Les injonctions qui collent à la peau des femmes sont multiples. Leur manière de penser, de travailler, de se comporter, de s'habiller : tout est épié, dicté, critiqué. Mais aussi la façon dont elles entretiennent leur corps. Comprendre, dont elles s'épilent.
Depuis que la publicité existe, on nous vend des produits à n'en plus finir pour venir à bout de nos poils corporels. Maillot, aisselles, jambes, cuisses, sourcils, moustache : tout doit y passer au nom de la sacro-saint féminité. Quand les hommes, eux, peuvent pavaner librement avec un moquette en guise de torse et personne ne trouvera rien à redire, ou en tout cas pas la société, certain·e·s y voyant même un symbole de "virilité". Un double standard révoltant, contre lequel les féministes se battent depuis des années.
Pour célébrer le choix de conserver sa pilosité, des mouvements s'organisent, des marques changent de discours. Liberté, Pilosité, Sororité, encourageait en 2019 les concerné.e.s à raconter l'histoire de leurs poils, entre douleur et culpabilisation, sous #1ereFoisEpilation. Le Sens du Poil, un compte Instagram qui exposait des photos de femmes non-épilées afin de lutter contre le fait de "se plier à certaines normes pour plaire". Ou encore le challenge du mois de janvier, #JanuHairy, qui invitait à ne plus se raser pour tordre le coup aux diktats.
Aujourd'hui, c'est au tour de #JeGardeMesPoils de faire parler de lui, et de celles qui ont décidé de ne plus camoufler leur capillarité.
Au fil des posts publié sous le hashtag ce lundi 14 septembre, les internautes accompagnent une photo de leur corps poilu de quelques phrases qui expliquent leur démarche. Généralement, un besoin irrépressible de s'affranchir d'une norme patriarcale.
"Les mecs gardent leurs poils : personne ne dit rien, c'est naturel", entame l'une. "Les femmes s'assument, se montrent avec des poils : ce n'est pas naturel, c'est sale ET on les insulte. Et après vous venez chouiner que les féministes sont misandres ?" Une deuxième rappelle : "Mon corps m'appartient, parce que c'est inadmissible qu'une femme soit harcelée pour les avoir montré, et surtout parce qu'on est pas là pour vous plaire".
D'autres, souhaitent se donner du courage, se livrer : "Ça fait 6 ans que #jegardemespoils car j'utilise mon énergie pour autre chose que les retirer, et je m'en fous", écrit une jeune femme. "Malheureusement je les retire encore parfois car pas la force de répondre aux humiliations publiques déjà vécues, mais il faut que ça cesse !"
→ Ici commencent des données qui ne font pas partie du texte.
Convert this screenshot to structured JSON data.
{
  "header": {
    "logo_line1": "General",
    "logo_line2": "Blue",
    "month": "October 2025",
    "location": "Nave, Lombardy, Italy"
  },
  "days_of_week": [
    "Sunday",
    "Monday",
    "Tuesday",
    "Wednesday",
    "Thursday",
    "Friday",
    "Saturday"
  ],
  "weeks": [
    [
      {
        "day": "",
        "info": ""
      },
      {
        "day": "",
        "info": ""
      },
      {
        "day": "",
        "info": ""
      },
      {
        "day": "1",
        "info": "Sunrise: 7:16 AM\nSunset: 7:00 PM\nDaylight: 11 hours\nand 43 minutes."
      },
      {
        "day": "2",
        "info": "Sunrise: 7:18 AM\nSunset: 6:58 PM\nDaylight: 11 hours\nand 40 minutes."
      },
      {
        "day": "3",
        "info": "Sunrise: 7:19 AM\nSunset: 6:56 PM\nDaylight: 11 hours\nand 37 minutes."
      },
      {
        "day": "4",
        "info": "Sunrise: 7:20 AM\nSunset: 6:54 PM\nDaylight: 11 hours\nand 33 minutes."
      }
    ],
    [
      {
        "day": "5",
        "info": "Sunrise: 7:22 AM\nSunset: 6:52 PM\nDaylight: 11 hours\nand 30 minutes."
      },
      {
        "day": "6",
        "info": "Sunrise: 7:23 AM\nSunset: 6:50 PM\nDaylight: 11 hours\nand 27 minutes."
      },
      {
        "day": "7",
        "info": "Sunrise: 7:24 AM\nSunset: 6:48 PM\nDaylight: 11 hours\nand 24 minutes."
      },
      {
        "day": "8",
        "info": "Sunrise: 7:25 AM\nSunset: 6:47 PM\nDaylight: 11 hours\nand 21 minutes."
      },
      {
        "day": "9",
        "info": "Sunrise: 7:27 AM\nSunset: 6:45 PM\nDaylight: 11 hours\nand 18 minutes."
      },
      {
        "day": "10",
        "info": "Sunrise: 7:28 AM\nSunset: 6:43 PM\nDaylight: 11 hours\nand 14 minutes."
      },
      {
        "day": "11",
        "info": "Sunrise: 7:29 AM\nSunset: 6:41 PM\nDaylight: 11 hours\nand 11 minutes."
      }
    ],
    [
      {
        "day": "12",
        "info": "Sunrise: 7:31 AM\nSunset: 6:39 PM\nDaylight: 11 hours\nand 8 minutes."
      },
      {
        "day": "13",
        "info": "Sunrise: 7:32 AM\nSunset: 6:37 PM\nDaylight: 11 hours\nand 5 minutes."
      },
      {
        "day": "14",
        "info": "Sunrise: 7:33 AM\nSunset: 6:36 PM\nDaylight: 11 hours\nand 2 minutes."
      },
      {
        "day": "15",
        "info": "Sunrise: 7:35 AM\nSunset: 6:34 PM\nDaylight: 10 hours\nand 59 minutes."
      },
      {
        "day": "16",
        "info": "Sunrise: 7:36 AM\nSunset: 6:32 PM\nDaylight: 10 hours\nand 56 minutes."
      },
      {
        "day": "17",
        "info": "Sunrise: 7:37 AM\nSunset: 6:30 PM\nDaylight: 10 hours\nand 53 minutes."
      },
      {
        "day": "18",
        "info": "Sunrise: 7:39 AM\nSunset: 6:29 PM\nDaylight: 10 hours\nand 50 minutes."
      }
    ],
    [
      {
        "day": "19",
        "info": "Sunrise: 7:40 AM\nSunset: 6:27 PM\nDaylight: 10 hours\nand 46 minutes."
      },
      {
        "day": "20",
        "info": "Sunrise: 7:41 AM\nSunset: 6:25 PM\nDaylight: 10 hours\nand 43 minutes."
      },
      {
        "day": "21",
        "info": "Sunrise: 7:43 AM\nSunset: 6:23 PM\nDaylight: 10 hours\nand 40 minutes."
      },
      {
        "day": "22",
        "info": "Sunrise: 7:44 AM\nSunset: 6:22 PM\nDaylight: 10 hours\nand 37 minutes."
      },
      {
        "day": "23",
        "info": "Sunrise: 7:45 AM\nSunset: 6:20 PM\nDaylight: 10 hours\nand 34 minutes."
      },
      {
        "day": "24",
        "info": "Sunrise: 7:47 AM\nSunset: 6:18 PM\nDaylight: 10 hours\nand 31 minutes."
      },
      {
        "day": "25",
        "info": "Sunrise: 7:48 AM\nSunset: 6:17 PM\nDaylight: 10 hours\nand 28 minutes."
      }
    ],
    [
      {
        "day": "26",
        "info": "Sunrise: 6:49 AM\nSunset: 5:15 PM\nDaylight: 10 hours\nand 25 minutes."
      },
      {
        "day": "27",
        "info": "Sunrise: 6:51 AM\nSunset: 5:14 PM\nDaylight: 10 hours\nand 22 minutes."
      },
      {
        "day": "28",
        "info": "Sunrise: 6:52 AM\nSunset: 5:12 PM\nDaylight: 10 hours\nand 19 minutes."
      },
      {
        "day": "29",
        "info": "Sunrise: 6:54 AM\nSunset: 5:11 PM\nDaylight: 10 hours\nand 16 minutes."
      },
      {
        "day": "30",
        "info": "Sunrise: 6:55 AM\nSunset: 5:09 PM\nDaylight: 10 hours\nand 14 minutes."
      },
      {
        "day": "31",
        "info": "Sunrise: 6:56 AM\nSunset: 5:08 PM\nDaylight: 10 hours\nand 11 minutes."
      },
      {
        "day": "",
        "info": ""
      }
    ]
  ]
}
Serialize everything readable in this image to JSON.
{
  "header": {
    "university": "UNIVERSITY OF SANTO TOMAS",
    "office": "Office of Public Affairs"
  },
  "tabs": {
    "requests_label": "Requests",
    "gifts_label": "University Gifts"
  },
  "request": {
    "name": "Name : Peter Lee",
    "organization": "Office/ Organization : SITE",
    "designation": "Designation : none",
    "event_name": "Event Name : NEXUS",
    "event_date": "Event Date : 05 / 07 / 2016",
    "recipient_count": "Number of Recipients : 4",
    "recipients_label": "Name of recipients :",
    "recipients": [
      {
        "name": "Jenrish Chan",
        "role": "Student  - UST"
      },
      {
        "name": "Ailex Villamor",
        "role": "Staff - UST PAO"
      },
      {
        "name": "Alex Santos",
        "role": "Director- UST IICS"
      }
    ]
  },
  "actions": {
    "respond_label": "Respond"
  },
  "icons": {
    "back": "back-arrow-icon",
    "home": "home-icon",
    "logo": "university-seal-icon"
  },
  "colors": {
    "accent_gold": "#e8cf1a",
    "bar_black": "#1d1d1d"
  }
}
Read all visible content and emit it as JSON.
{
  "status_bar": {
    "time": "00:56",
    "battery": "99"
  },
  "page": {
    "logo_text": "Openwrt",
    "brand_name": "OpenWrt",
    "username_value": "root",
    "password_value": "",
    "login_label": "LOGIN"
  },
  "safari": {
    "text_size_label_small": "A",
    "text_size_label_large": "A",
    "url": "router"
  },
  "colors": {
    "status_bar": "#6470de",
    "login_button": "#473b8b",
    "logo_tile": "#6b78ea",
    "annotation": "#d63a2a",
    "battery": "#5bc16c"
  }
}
Pour l'utilisatrice MlleOriane (qui affirme se raser mais soutenir celles dont le choix diffère), il est indispensable que la saleté ne soit plus associée au refus de s'épiler. "On m'explique où est la crasse dans les poils ?", assène-t-elle. "Les sourcils aussi, c'est crasseux du coup. C'est juste des poils, et... SURPRISE ils ont aussi leur utilité ! Le fait que ça soit crasseux c'est dans vos tête." Sans aucun doute.
Des mots qui font du bien, et qui prouvent que, si la route est encore longue, la sororité et la prise de parole pavent déjà la voie de changements essentiels.